Windows 365 will work with any modern web browser or via the Microsoft Remote Desktop app. Of course, if you’ve got Remote Desktop, you’re already on Windows. So, why would you want to access a cloud version of Windows on top of that? Microsoft presents this as a way for businesses to make important tools and data accessible from anywhere. Integrated analytics and diagnostics should make managing a large number of users on Windows 365 easier, too. Windows 365 clients even show up right next to physical computers in the Microsoft Endpoint Manager.

On a supported device, Windows 365 will launch instantly and provide access to all the same content no matter which screen you’re using.
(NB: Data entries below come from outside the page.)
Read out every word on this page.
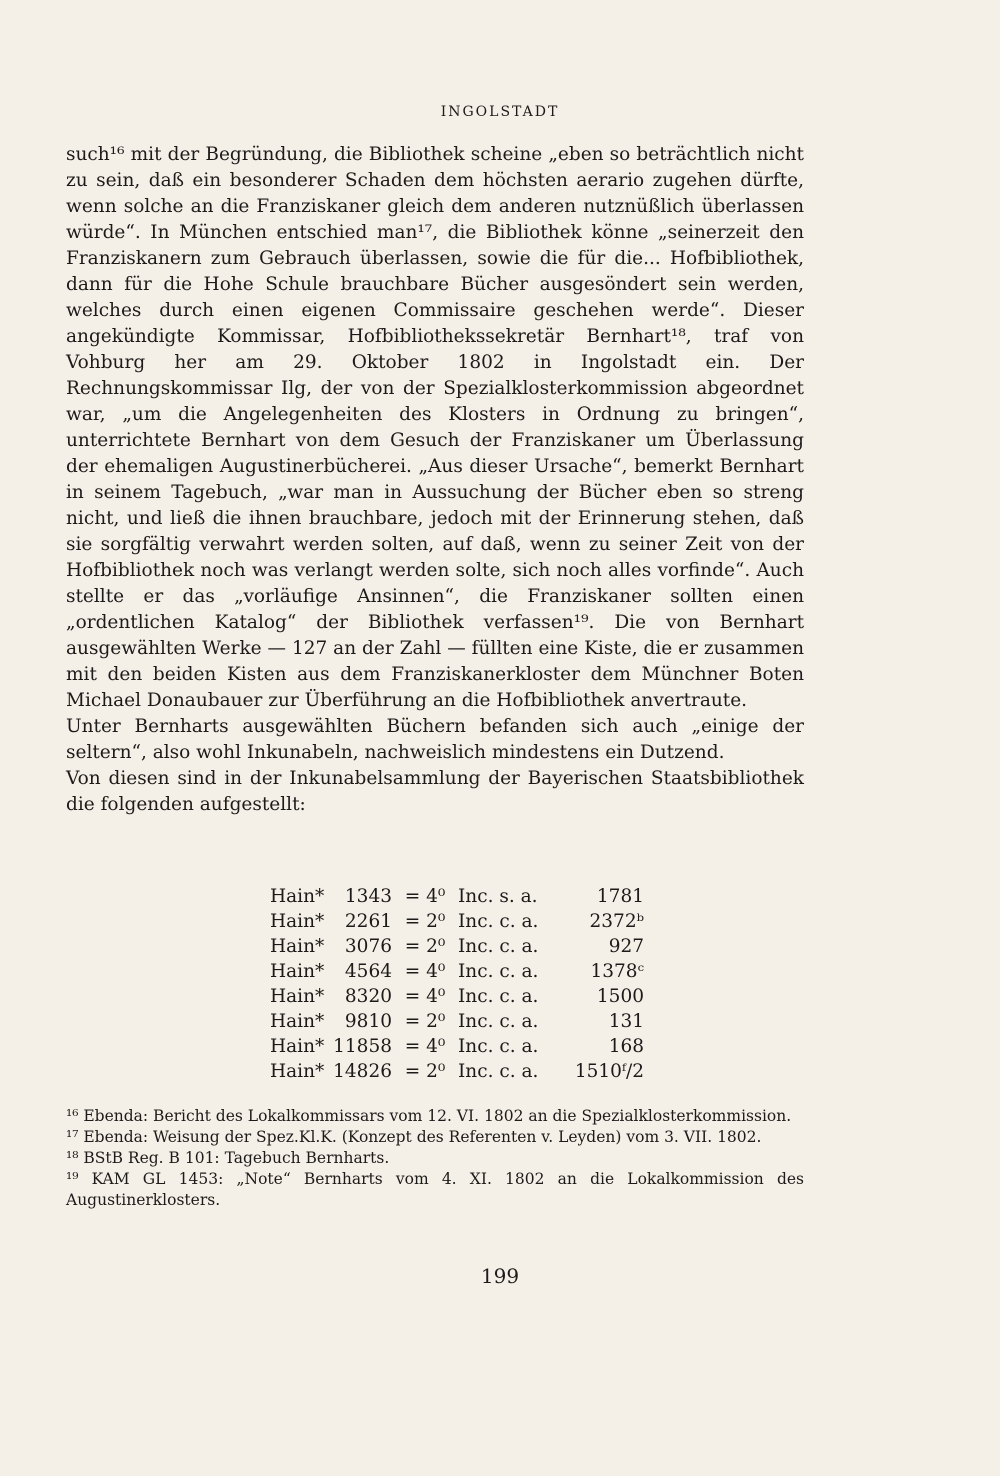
INGOLSTADT

such¹⁶ mit der Begründung, die Bibliothek scheine „eben so beträchtlich nicht zu sein, daß ein besonderer Schaden dem höchsten aerario zugehen dürfte, wenn solche an die Franziskaner gleich dem anderen nutznüßlich überlassen würde“. In München entschied man¹⁷, die Bibliothek könne „seinerzeit den Franziskanern zum Gebrauch überlassen, sowie die für die... Hofbibliothek, dann für die Hohe Schule brauchbare Bücher ausgesöndert sein werden, welches durch einen eigenen Commissaire geschehen werde“. Dieser angekündigte Kommissar, Hofbibliothekssekretär Bernhart¹⁸, traf von Vohburg her am 29. Oktober 1802 in Ingolstadt ein. Der Rechnungskommissar Ilg, der von der Spezialklosterkommission abgeordnet war, „um die Angelegenheiten des Klosters in Ordnung zu bringen“, unterrichtete Bernhart von dem Gesuch der Franziskaner um Überlassung der ehemaligen Augustinerbücherei. „Aus dieser Ursache“, bemerkt Bernhart in seinem Tagebuch, „war man in Aussuchung der Bücher eben so streng nicht, und ließ die ihnen brauchbare, jedoch mit der Erinnerung stehen, daß sie sorgfältig verwahrt werden solten, auf daß, wenn zu seiner Zeit von der Hofbibliothek noch was verlangt werden solte, sich noch alles vorfinde“. Auch stellte er das „vorläufige Ansinnen“, die Franziskaner sollten einen „ordentlichen Katalog“ der Bibliothek verfassen¹⁹. Die von Bernhart ausgewählten Werke — 127 an der Zahl — füllten eine Kiste, die er zusammen mit den beiden Kisten aus dem Franziskanerkloster dem Münchner Boten Michael Donaubauer zur Überführung an die Hofbibliothek anvertraute.

Unter Bernharts ausgewählten Büchern befanden sich auch „einige der seltern“, also wohl Inkunabeln, nachweislich mindestens ein Dutzend.

Von diesen sind in der Inkunabelsammlung der Bayerischen Staatsbibliothek die folgenden aufgestellt:

Hain*	1343 = 4⁰ Inc. s. a.	1781
Hain*	2261 = 2⁰ Inc. c. a.	2372ᵇ
Hain*	3076 = 2⁰ Inc. c. a.	927
Hain*	4564 = 4⁰ Inc. c. a.	1378ᶜ
Hain*	8320 = 4⁰ Inc. c. a.	1500
Hain*	9810 = 2⁰ Inc. c. a.	131
Hain* 11858 = 4⁰ Inc. c. a.	168
Hain* 14826 = 2⁰ Inc. c. a.	1510ᶠ/2

¹⁶ Ebenda: Bericht des Lokalkommissars vom 12. VI. 1802 an die Spezialklosterkommission.

¹⁷ Ebenda: Weisung der Spez.Kl.K. (Konzept des Referenten v. Leyden) vom 3. VII. 1802.

¹⁸ BStB Reg. B 101: Tagebuch Bernharts.

¹⁹ KAM GL 1453: „Note“ Bernharts vom 4. XI. 1802 an die Lokalkommission des Augustinerklosters.

199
In one click, employees are inside a managed, secure system without mucking around with cloud storage boxes or VPNs. According to Microsoft, Windows 365 will work on Mac, iPad, Linux, and Android — notice anything missing? Microsoft seems to have avoided calling out Chrome OS as a supported platform. It’s unclear if that’s simply because Microsoft doesn’t want to mention the OS that’s eating its lunch at the entry-level. Chrome OS is primarily a browser, so it would be odd for the company to block it.

Microsoft Brings Windows to the Cloud With Windows 365

Businesses will be able to use Windows 365 to spin up different PCs (Windows 10 for now and Windows 11 when it launches) for different use cases. For simple office work, there will be a base config with a single CPU, 2GB of RAM, and 64GB of storage. The 12 available configurations go all the way up to a monster cloud PC with eight CPU cores, 32GB of RAM, and 512GB of storage.

Microsoft is only talking about Windows 365 for businesses, but this seems like the kind of service that could easily branch out to consumers. I’m sure plenty of people would be interested in running a cloud version of Windows 11 on an iPad or Android foldable. Add in some respectable gaming hardware, and Microsoft could really be onto something. We can only hope.